As per UN estimates, in 1950, the world’s population of 2.5 billion produced 1.5 million tonnes of plastic; in 2016, a global population of more than 7 billion people produced over 300 million tonnes of plastic – with severe consequences for marine plants and animals.
The paper went on to say, "Such figures are startling and should be seen as a wake-up call for remedial action.
"In February the UN Environment organisation launched an unprecedented global campaign to eliminate major sources of marine litter: microplastics in cosmetics and the excessive, wasteful usage of single-use plastic by the year 2022.
"Launched at the Economist World Ocean Summit in Bali, the #CleanSeas campaign urges governments to pass plastic reduction policies, target industry to minimise plastic packaging and redesign products and calls on consumers to change their throwaway habits before irreversible damage is done to our seas.
"As part of the campaign, Indonesia has committed to slash its marine litter by 70 percent by 2025; Uruguay will tax single-use plastic bags this year and Kenya has agreed to eliminate them entirely.
"Though the Clean Seas campaign has achieved some important wins for the oceans, Petter Malvik, UN Environment Programme’s Communications Officer, points out that the job is far from done.

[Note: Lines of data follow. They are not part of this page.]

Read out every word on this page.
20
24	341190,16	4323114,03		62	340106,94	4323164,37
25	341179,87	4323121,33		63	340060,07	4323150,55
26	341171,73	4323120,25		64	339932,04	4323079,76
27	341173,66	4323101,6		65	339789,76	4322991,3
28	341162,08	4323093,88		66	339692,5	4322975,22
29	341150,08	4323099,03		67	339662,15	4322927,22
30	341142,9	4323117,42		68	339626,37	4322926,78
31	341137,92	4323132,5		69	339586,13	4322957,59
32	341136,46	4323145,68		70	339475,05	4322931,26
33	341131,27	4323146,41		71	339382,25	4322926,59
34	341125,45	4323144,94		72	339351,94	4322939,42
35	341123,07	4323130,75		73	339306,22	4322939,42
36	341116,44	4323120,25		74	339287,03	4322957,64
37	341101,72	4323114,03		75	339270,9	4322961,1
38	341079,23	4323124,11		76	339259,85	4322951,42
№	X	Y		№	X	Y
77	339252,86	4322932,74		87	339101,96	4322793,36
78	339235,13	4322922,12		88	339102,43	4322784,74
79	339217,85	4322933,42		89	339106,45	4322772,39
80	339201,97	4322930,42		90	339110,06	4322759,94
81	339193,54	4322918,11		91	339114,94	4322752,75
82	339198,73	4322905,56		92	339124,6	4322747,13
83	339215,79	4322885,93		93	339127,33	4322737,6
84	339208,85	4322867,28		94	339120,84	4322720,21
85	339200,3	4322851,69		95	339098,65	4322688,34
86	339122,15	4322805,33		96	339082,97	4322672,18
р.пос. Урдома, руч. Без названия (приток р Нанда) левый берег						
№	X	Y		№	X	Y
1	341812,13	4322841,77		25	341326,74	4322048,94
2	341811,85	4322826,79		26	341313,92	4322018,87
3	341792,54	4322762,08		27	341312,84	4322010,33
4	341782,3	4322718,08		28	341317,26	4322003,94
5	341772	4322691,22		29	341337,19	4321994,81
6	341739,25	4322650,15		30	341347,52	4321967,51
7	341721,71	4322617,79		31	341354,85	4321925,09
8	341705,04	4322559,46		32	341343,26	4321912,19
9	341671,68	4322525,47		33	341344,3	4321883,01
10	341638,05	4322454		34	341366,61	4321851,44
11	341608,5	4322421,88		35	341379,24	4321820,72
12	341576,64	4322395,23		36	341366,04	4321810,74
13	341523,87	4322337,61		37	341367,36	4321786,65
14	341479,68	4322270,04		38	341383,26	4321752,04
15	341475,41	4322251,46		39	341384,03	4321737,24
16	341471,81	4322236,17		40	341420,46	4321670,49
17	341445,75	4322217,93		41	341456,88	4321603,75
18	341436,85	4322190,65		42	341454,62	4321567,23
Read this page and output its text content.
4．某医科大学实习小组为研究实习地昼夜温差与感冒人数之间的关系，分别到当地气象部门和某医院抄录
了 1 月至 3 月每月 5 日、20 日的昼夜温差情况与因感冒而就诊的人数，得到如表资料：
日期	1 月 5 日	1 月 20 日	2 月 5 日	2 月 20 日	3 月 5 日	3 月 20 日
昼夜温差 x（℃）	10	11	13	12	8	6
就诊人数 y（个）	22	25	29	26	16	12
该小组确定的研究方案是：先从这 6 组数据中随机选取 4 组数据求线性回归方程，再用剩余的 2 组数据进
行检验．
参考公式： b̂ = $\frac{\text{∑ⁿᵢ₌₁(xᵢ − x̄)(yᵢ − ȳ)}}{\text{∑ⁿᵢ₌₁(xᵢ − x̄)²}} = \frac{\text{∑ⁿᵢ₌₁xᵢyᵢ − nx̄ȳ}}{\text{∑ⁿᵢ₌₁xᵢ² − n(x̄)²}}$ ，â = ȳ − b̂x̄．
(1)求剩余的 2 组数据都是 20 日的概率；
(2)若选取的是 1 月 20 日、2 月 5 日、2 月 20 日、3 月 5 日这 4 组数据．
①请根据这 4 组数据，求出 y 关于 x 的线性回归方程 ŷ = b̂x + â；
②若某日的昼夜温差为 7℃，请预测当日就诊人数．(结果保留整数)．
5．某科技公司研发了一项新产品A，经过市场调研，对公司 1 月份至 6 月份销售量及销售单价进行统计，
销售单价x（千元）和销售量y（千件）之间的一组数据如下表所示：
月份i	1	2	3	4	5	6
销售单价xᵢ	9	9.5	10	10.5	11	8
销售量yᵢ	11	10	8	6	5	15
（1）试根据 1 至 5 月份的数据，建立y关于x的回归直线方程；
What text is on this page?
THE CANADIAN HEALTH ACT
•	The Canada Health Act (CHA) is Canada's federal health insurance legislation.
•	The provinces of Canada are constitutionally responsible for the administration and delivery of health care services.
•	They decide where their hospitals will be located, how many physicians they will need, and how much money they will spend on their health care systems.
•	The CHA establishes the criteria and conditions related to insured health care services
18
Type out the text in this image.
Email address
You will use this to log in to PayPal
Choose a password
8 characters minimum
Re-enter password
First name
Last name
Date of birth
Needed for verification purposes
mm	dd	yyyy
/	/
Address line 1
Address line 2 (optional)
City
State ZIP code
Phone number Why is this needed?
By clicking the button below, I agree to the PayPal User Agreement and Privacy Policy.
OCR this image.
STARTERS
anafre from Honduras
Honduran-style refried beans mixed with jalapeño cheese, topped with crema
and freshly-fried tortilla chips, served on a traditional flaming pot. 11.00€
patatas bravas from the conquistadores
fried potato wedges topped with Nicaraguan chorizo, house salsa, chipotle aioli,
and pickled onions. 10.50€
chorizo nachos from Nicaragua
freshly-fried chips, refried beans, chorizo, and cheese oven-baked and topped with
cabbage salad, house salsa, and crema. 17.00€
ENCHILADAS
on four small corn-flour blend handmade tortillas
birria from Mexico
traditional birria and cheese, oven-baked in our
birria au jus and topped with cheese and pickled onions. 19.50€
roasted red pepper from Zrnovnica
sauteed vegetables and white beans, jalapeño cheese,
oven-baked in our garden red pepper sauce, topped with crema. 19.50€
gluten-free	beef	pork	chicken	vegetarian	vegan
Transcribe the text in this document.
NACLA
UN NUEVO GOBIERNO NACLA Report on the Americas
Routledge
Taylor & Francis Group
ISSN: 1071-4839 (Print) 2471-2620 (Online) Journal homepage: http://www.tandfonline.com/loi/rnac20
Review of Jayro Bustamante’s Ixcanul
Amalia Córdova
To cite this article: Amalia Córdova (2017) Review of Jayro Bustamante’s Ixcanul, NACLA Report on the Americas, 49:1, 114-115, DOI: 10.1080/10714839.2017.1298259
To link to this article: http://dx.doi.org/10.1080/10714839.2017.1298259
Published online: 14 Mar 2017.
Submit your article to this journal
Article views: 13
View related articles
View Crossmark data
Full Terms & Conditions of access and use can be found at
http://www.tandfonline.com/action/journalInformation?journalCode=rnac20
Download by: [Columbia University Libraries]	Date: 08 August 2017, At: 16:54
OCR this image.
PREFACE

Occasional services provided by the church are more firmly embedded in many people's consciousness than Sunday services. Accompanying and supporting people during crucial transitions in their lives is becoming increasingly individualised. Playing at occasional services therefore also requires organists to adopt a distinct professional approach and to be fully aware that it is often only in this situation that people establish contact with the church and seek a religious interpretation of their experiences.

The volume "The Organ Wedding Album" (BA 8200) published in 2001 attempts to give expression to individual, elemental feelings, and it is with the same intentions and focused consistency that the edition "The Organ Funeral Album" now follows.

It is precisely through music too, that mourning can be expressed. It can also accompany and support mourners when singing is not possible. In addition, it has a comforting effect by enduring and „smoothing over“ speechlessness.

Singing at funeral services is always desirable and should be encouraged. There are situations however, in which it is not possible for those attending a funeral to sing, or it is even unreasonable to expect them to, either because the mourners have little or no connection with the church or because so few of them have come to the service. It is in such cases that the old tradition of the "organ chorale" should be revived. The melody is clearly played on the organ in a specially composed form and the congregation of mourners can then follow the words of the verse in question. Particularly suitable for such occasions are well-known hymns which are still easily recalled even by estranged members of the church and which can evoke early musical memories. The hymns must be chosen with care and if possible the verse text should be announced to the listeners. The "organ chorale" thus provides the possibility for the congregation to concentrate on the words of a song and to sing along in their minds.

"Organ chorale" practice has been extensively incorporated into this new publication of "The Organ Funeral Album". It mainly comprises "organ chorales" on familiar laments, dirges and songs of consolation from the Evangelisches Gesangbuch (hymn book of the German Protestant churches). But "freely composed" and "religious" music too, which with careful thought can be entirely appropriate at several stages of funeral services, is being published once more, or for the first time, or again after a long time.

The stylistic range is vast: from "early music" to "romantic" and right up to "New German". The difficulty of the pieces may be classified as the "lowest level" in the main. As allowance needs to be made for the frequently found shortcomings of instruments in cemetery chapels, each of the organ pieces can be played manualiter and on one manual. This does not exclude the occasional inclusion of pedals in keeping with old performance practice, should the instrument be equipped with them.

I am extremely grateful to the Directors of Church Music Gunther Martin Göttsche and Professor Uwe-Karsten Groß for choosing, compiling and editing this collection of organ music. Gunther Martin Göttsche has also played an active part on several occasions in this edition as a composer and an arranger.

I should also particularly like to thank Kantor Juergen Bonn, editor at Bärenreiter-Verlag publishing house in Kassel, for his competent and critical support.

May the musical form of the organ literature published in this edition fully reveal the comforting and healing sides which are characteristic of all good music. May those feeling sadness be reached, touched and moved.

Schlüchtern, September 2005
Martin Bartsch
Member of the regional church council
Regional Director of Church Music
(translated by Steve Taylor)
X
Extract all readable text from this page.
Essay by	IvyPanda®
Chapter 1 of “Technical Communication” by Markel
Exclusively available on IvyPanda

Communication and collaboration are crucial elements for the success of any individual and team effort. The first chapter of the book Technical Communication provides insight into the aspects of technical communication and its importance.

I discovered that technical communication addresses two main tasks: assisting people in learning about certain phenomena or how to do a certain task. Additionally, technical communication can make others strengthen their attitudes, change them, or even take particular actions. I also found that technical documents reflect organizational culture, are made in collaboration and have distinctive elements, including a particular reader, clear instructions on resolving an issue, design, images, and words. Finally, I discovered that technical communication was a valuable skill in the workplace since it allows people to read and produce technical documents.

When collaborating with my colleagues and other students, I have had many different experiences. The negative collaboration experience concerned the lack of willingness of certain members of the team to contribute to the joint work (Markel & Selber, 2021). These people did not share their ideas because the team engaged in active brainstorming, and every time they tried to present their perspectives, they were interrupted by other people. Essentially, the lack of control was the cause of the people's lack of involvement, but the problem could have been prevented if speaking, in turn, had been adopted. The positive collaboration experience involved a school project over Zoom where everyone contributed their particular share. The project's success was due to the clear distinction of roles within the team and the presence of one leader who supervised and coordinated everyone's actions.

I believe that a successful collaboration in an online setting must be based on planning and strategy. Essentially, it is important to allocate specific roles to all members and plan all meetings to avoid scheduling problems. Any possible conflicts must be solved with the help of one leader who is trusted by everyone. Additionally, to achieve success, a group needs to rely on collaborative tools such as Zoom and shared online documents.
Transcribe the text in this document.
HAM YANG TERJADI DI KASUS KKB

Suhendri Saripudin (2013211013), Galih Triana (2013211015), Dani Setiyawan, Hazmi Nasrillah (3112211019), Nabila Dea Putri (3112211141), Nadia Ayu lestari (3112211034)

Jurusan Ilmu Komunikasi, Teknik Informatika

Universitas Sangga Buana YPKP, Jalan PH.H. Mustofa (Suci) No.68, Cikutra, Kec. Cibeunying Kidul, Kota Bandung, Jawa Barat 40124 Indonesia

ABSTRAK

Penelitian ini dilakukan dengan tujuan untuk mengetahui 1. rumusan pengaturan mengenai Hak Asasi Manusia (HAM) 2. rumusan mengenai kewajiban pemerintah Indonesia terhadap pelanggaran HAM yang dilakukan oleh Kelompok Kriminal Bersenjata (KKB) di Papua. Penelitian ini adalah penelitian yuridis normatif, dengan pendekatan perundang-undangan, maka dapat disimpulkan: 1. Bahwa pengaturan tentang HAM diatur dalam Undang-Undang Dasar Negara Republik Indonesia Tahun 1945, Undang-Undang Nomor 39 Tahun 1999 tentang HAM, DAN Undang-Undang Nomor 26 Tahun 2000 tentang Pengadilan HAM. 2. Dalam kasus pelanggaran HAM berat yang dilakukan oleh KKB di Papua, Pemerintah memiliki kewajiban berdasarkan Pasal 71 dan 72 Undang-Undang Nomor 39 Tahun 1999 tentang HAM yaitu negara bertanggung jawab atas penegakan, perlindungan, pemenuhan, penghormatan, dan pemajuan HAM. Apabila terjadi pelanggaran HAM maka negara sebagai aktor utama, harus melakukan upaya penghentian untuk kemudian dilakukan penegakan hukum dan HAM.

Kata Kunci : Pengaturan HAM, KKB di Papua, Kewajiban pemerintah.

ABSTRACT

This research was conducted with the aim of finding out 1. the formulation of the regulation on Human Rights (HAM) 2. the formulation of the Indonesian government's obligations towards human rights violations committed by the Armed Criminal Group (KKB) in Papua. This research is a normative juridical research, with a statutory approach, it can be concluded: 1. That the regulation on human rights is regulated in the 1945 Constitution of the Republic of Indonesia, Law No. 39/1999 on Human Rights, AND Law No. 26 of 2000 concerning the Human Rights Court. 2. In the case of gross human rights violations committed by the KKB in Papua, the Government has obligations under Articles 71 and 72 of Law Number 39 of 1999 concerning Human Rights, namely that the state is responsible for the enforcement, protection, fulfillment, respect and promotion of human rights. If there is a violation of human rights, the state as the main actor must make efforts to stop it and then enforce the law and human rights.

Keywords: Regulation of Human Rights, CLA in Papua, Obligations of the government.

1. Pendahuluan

"The idea is to achieve a global ban by 2022 on microbeads in personal care and cosmetic products and a drastic reduction in the use of single-use plastic.
"In 2013, scientists were surprised to find the seas east of Greenland and north of Scandinavia are a dead-end for plastics. Some seas in that region are said to be heavily polluted with plastic because of an Atlantic ocean current which dumps debris there.
"The reckless dumping of plastic in the oceans should stop as it wreaks havoc on marine wildlife, fisheries and tourism and the damage to marine ecosystems is immense," concluded the Sharjah-based daily.